Health
Several urologists have crossed their arms to change a word of the prostate cancer guidelines
The National Comprehensive Cancer Network (NCCN) has been accused of removing the “priority” status of Active Surveillance (AS) in low-risk prostate cancer. Guidelines..
AS has been listed as a priority since 2019, and this change will be comparable to radical prostatectomy and radiation therapy in this patient population.
Edward “Ted” Schaeffer, MD, PhD, chair of the NCCN Prostate Cancer Guidelines Panel, defends this change as a “minor adjustment” that helps patients by encouraging more discussion about low-risk patient options. Did.
“My personal impression is that as the risk group grows, so does the nuance,” said Schaefer of Feinberg School of Medicine in Chicago, Northwestern University. “Individual cases need to be considered more strongly and discussed with patients, and patients need to be involved in a shared decision-making process. I don’t think there are any changes to the guidelines. Active surveillance is listed first. It has been, but it is still. It is listed as an option. “
He emphasized that the guidelines dated September 10 still claim that AS is “favorable” for very low-risk prostate cancer.

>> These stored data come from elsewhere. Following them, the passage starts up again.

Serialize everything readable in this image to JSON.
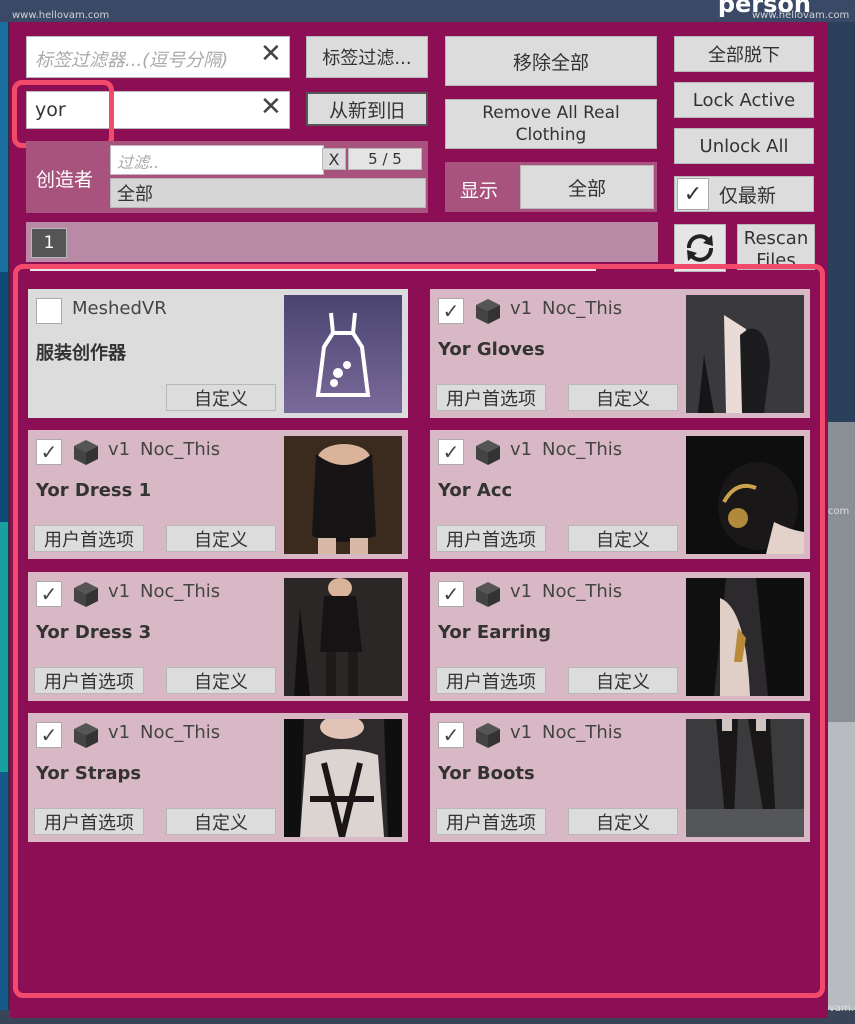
{
  "header": {
    "title": "person"
  },
  "watermark": "www.hellovam.com",
  "filters": {
    "tag_filter_placeholder": "标签过滤器...(逗号分隔)",
    "tag_filter_button": "标签过滤...",
    "search_value": "yor",
    "sort_button": "从新到旧",
    "creator_label": "创造者",
    "creator_filter_placeholder": "过滤..",
    "creator_clear": "X",
    "creator_count": "5 / 5",
    "creator_selected": "全部"
  },
  "actions": {
    "remove_all": "移除全部",
    "remove_all_real_clothing": "Remove All Real Clothing",
    "undress_all": "全部脱下",
    "lock_active": "Lock Active",
    "unlock_all": "Unlock All",
    "show_label": "显示",
    "show_value": "全部",
    "latest_only_label": "仅最新",
    "latest_only_checked": true,
    "rescan_files": "Rescan Files"
  },
  "pagination": {
    "current_page": "1"
  },
  "items": [
    {
      "title": "服装创作器",
      "creator": "MeshedVR",
      "version": "",
      "checked": false,
      "custom_label": "自定义",
      "user_pref_label": "",
      "thumb": "dress-creator-icon"
    },
    {
      "title": "Yor Gloves",
      "creator": "Noc_This",
      "version": "v1",
      "checked": true,
      "custom_label": "自定义",
      "user_pref_label": "用户首选项",
      "thumb": "gloves"
    },
    {
      "title": "Yor Dress 1",
      "creator": "Noc_This",
      "version": "v1",
      "checked": true,
      "custom_label": "自定义",
      "user_pref_label": "用户首选项",
      "thumb": "dress1"
    },
    {
      "title": "Yor Acc",
      "creator": "Noc_This",
      "version": "v1",
      "checked": true,
      "custom_label": "自定义",
      "user_pref_label": "用户首选项",
      "thumb": "acc"
    },
    {
      "title": "Yor Dress 3",
      "creator": "Noc_This",
      "version": "v1",
      "checked": true,
      "custom_label": "自定义",
      "user_pref_label": "用户首选项",
      "thumb": "dress3"
    },
    {
      "title": "Yor Earring",
      "creator": "Noc_This",
      "version": "v1",
      "checked": true,
      "custom_label": "自定义",
      "user_pref_label": "用户首选项",
      "thumb": "earring"
    },
    {
      "title": "Yor Straps",
      "creator": "Noc_This",
      "version": "v1",
      "checked": true,
      "custom_label": "自定义",
      "user_pref_label": "用户首选项",
      "thumb": "straps"
    },
    {
      "title": "Yor Boots",
      "creator": "Noc_This",
      "version": "v1",
      "checked": true,
      "custom_label": "自定义",
      "user_pref_label": "用户首选项",
      "thumb": "boots"
    }
  ],
  "colors": {
    "panel": "#8c0f55",
    "card": "#d9b8c6",
    "highlight": "#f24a6a"
  }
}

Matthew Cooperberg, MD, a urologist at the University of California, San Francisco (UCSF), sees this change as a “step back” in a quarter-century campaign to reduce overdiagnosis and overtreatment of low-risk prostate cancer. increase.

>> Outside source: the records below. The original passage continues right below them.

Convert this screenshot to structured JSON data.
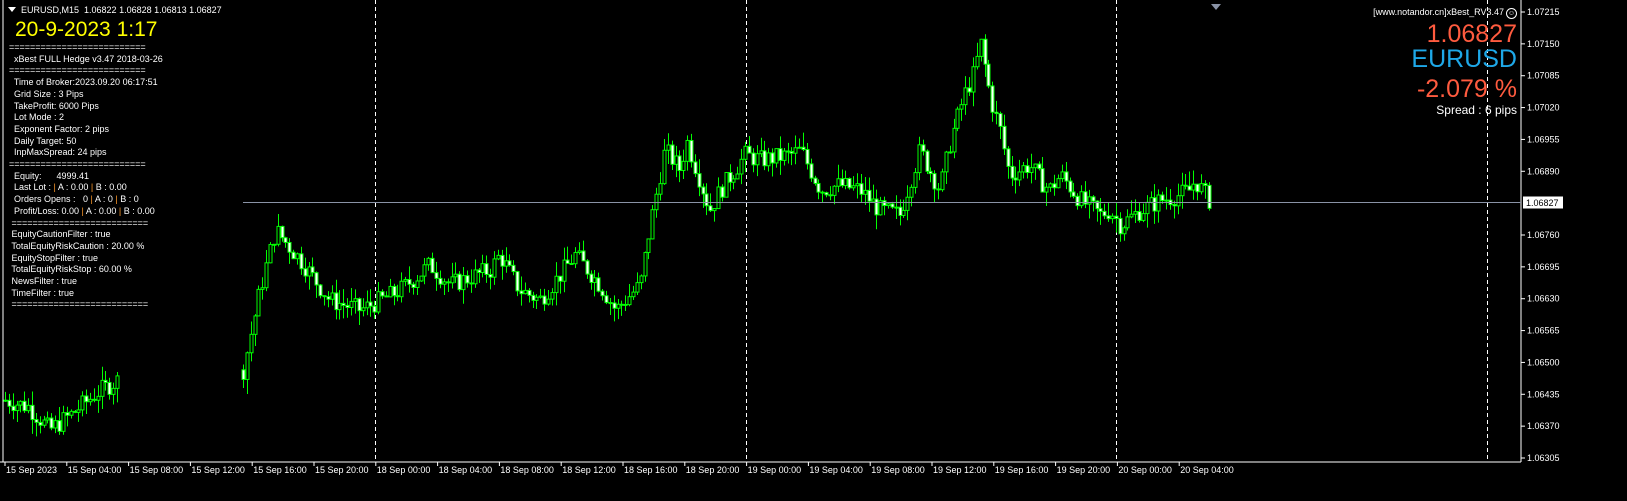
{
  "header": {
    "symbol_tf": "EURUSD,M15",
    "ohlc": "1.06822 1.06828 1.06813 1.06827"
  },
  "clock": "20-9-2023 1:17",
  "info_lines": [
    "==========================",
    "  xBest FULL Hedge v3.47 2018-03-26",
    "==========================",
    "  Time of Broker:2023.09.20 06:17:51",
    "  Grid Size : 3 Pips",
    "  TakeProfit: 6000 Pips",
    "  Lot Mode : 2",
    "  Exponent Factor: 2 pips",
    "  Daily Target: 50",
    "  InpMaxSpread: 24 pips",
    "==========================",
    "  Equity:      4999.41",
    "  Last Lot : | A : 0.00 | B : 0.00",
    "  Orders Opens :   0 | A : 0 | B : 0",
    "  Profit/Loss: 0.00 | A : 0.00 | B : 0.00",
    " ==========================",
    " EquityCautionFilter : true",
    " TotalEquityRiskCaution : 20.00 %",
    " EquityStopFilter : true",
    " TotalEquityRiskStop : 60.00 %",
    " NewsFilter : true",
    " TimeFilter : true",
    " =========================="
  ],
  "right_panel": {
    "brand": "[www.notandor.cn]xBest_RV3.47",
    "smile_icon": "☺",
    "price": "1.06827",
    "symbol": "EURUSD",
    "percent": "-2.079 %",
    "spread": "Spread : 6 pips"
  },
  "colors": {
    "candle": "#00ff00",
    "bid_line": "#8a93a6",
    "bull_fill": "#000000",
    "bear_fill": "#ffffff"
  },
  "chart_data": {
    "type": "candlestick",
    "symbol": "EURUSD",
    "timeframe": "M15",
    "current_price": 1.06827,
    "ylim": [
      1.06305,
      1.07215
    ],
    "price_ticks": [
      "1.07215",
      "1.07150",
      "1.07085",
      "1.07020",
      "1.06955",
      "1.06890",
      "1.06760",
      "1.06695",
      "1.06630",
      "1.06565",
      "1.06500",
      "1.06435",
      "1.06370",
      "1.06305"
    ],
    "current_label": "1.06827",
    "time_ticks": [
      "15 Sep 2023",
      "15 Sep 04:00",
      "15 Sep 08:00",
      "15 Sep 12:00",
      "15 Sep 16:00",
      "15 Sep 20:00",
      "18 Sep 00:00",
      "18 Sep 04:00",
      "18 Sep 08:00",
      "18 Sep 12:00",
      "18 Sep 16:00",
      "18 Sep 20:00",
      "19 Sep 00:00",
      "19 Sep 04:00",
      "19 Sep 08:00",
      "19 Sep 12:00",
      "19 Sep 16:00",
      "19 Sep 20:00",
      "20 Sep 00:00",
      "20 Sep 04:00"
    ],
    "day_separators_hours": [
      24,
      48,
      72,
      96
    ],
    "segments_hours_price": [
      [
        [
          0,
          1.06423
        ],
        [
          1.5,
          1.0641
        ],
        [
          2.9,
          1.06362
        ],
        [
          4.5,
          1.064
        ],
        [
          6,
          1.0644
        ],
        [
          7.3,
          1.06464
        ]
      ],
      [
        [
          15.4,
          1.06485
        ],
        [
          16.5,
          1.06648
        ],
        [
          17.5,
          1.0677
        ],
        [
          19.1,
          1.06709
        ],
        [
          21,
          1.06627
        ],
        [
          23,
          1.06607
        ],
        [
          24.3,
          1.06627
        ],
        [
          25.6,
          1.06648
        ],
        [
          27.5,
          1.06699
        ],
        [
          28.8,
          1.06658
        ],
        [
          31.4,
          1.06689
        ],
        [
          32,
          1.06719
        ],
        [
          33.3,
          1.06648
        ],
        [
          34.6,
          1.06627
        ],
        [
          36.9,
          1.06719
        ],
        [
          38.5,
          1.06658
        ],
        [
          39.5,
          1.06607
        ],
        [
          41.1,
          1.06658
        ],
        [
          41.7,
          1.0677
        ],
        [
          42.7,
          1.06933
        ],
        [
          43.7,
          1.06893
        ],
        [
          44.1,
          1.06954
        ],
        [
          45.6,
          1.06811
        ],
        [
          46.3,
          1.06852
        ],
        [
          47.9,
          1.06923
        ],
        [
          48.9,
          1.06913
        ],
        [
          50.8,
          1.06923
        ],
        [
          51.5,
          1.06933
        ],
        [
          52.1,
          1.06893
        ],
        [
          52.8,
          1.06852
        ],
        [
          54,
          1.06862
        ],
        [
          55.3,
          1.06852
        ],
        [
          56.6,
          1.06811
        ],
        [
          57.9,
          1.06801
        ],
        [
          58.6,
          1.06872
        ],
        [
          59.2,
          1.06933
        ],
        [
          60.5,
          1.06852
        ],
        [
          61.2,
          1.06954
        ],
        [
          62.1,
          1.07046
        ],
        [
          62.8,
          1.07097
        ],
        [
          63.1,
          1.07158
        ],
        [
          63.8,
          1.07035
        ],
        [
          64.4,
          1.06974
        ],
        [
          65,
          1.06882
        ],
        [
          66.3,
          1.06903
        ],
        [
          67,
          1.06872
        ],
        [
          67.6,
          1.06852
        ],
        [
          68.3,
          1.06882
        ],
        [
          69.6,
          1.06831
        ],
        [
          70.9,
          1.06801
        ],
        [
          71.5,
          1.06811
        ],
        [
          72.2,
          1.0678
        ],
        [
          73.5,
          1.06811
        ],
        [
          74.8,
          1.06831
        ],
        [
          76,
          1.06842
        ],
        [
          76.7,
          1.06852
        ],
        [
          77,
          1.06872
        ],
        [
          78,
          1.06827
        ]
      ]
    ]
  }
}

Dr. Stacy Loeb, MD, professor of urology at New York University and the Manhattan Veterans Medical Center, said:
“In the United States, active surveillance has been slow and heterogeneous,” she said. “It is well established that active surveillance is safe for men with low-risk prostate cancer and offers important benefits in reducing overtreatment and maintaining quality of life.”

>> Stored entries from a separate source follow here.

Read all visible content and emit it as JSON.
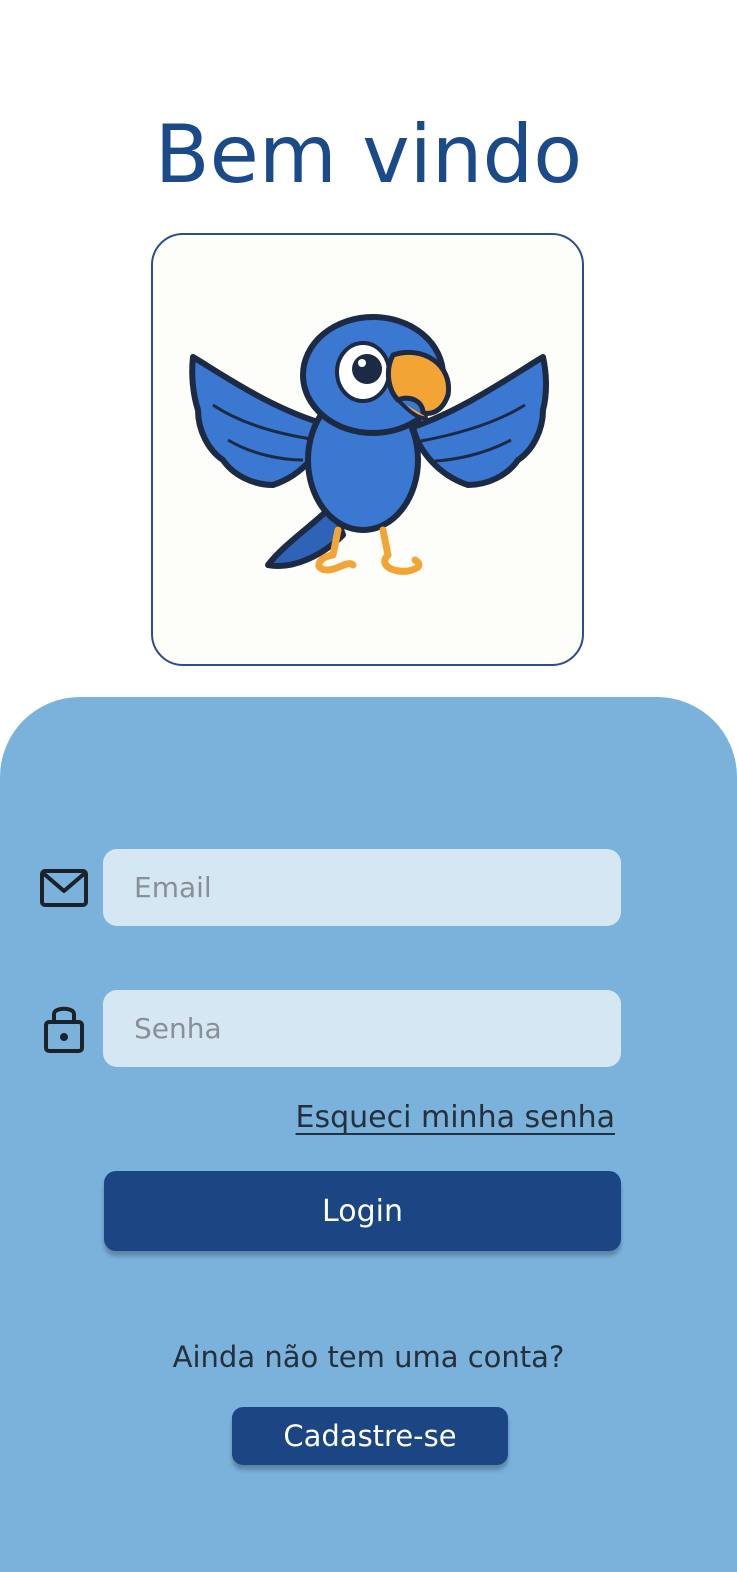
{
  "header": {
    "title": "Bem vindo"
  },
  "logo": {
    "icon": "blue-parrot-mascot"
  },
  "form": {
    "email": {
      "placeholder": "Email",
      "value": "",
      "icon": "mail-icon"
    },
    "password": {
      "placeholder": "Senha",
      "value": "",
      "icon": "lock-icon"
    },
    "forgot_label": "Esqueci minha senha",
    "login_label": "Login"
  },
  "signup": {
    "prompt": "Ainda não tem uma conta?",
    "button_label": "Cadastre-se"
  },
  "colors": {
    "title": "#1b4a8a",
    "panel": "#7bb2dc",
    "field_bg": "#d6e7f4",
    "button_bg": "#1b4583"
  }
}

The NCCN guidelines “have no legal weight,” Cooperberg said. “It’s very easy for clinicians to point this out and say:” Active monitoring for low-risk illnesses. “
Patient groups were divided on their potential impact on their components.
Mark Lichty, chair of the AS Patient Group Active Surveillance Patients International, said that a decline in AS status could discourage some men from joining AS. “We have seen significant advances in combating low-risk overtreatment. [prostate cancer]And I hope that changes in this guideline will not delay that trend, “he said.
Tom Farrington, a consumer member of the NCCN Panel and founder of the Prostate Health Education Network, said Tom Farrington, a patient with advanced prostate cancer, said the change was particularly unsuccessful for black men who were as unsuccessful as white men in AS. Said it was important. He said the change would lead to more debate about options for low-risk patients.
However, Cooperberg said, “The problem of different AS results in African-American men has not definitely been resolved. Many believe that adjusting clinical factors does not really make a difference. I argued.
According to NCCN guidelines that are very influential in decisions made by practitioners, health insurance companies, and Medicare:
Patients meet the criteria for low-risk disease if all of the following are met: clinical T stage below cT2a (including less than half on one side), tumor grade group 1 (Gleason ≤ 6), and prostate-specific antigen 10 ng Antigen (PSA) levels below / mL.
Very low risk criteria are more stringent. The grade group and PSA are the same, but the tumor must be cT1c (tumor identified by needle biopsy on one or both sides, but not palpable). In addition, less than 3 prostate biopsy fragments or cores may be positive, each fragment / core has less than 50% cancer, and PSA density should be less than 0.15 ng / mL / g. ..
In practice, the distinction between low-risk and ultra-low-risk illnesses is not important, said Brian Helfund, MD, director of urology at the North Shore University Health System in the suburbs of Chicago.
“I’m surprised that the guidelines distinguish between preferred management strategies,” Helfand said. “As a primary management strategy, all grade group 1 tumors (regardless of very low or low classification), regardless of the core lesions of prostate cancer, are proactively based on a low risk of disease progression. I think we need to monitor. “
The panel did not vote formal. Schaeffer raised the temperature over the phone to reach consensus in favor of the change, which only two panelists opposed. (A formal vote at the NCCN is only required for legal reasons when recommending a drug.)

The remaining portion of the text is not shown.